Очень скоро мои ладони переполнились сорванными наградами, и я — всё еще полный неописуемой злобы — бросил их на стол. Медали зазвенели, несколько из них упало на пол. Одна — это врезалось в мою память — зацепилась застежкой за сукно и повисла на кромке стола подобно бутафорской игрушке!
Тогда дар речи вернулся ко мне.
— Сволочи! — закричал я. — Подлецы!
Молчание.
— За что вы так со мной? Что я вам сделал?
Куклы пришли в движение. По кабинету пронесся ветерок.
— Чего вам не хватало?
Вперед выступил один — Фирсанов — и тихо произнес:
«Против вас, ваше высокоблагородие, мы никогда ничего не имели!»

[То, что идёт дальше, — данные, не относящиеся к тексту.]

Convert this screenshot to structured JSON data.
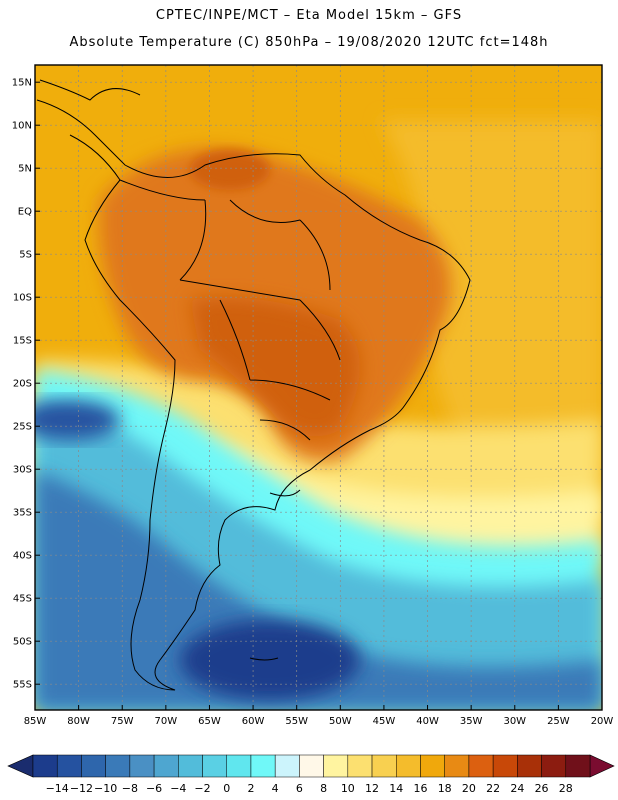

Я посмотрел в глаза этому человеку: в глазах у него были смущение и твердость одновременно. Его лицо представляло собой поразительную смесь бледности и багровых, почти апоплексических, пятен.
— Не имели? — воскликнул я. — Ах, не имели? А как же тогда всё это понимать?!
Я махнул рукой в сторону окна: за ним, за его тяжелой, надвое раздвинутой сторой, во все стороны простирался наш огромный город — самый большой в России, самый большой в широтах Балтики, самый прекрасный в мире. На страже этого города годами стояли все мы, оберегая его от гибели в огне, который не раз в его истории угрожал ему исчезновением. Мы — это именно мы: я, Фирсанов, его и еще вчера — даже еще нынешним утром! — мои товарищи.
— Не имели? — повторил я.
«Так точно, ваше высокоблагородие!» — повтори и Фирсанов.
— Тогда объяснись, черт бы тебя побрал!
Я схватил его за грудки и начал трясти. Фирсанов не сопротивлялся. Его голова моталась из стороны в стороны, а бледность и апоплексические пятна на лице проявлялись всё четче.
Не знаю, сколько времени я мог бы так трясти бедолагу…
— О! — Чулицкий. — Значит, уже — бедолагу?
Митрофан Андреевич посмотрел на Чулицкого странно — с улыбкой на устах, но с глазами, влажными от рвавшихся из Митрофана Андреевича чувств:
— Да, — сказал он, — бедолагу. В отличие от Бочарова и Проскурина — негодяев сознательных, изобретательных, положительных[79], Фирсанов и другие семнадцать стоявших в моем кабинете чинов были простыми исполнителями чужой воли, ни в каких обсуждениях преступлений не участвовали, не говоря уже об их планировании и замыслах.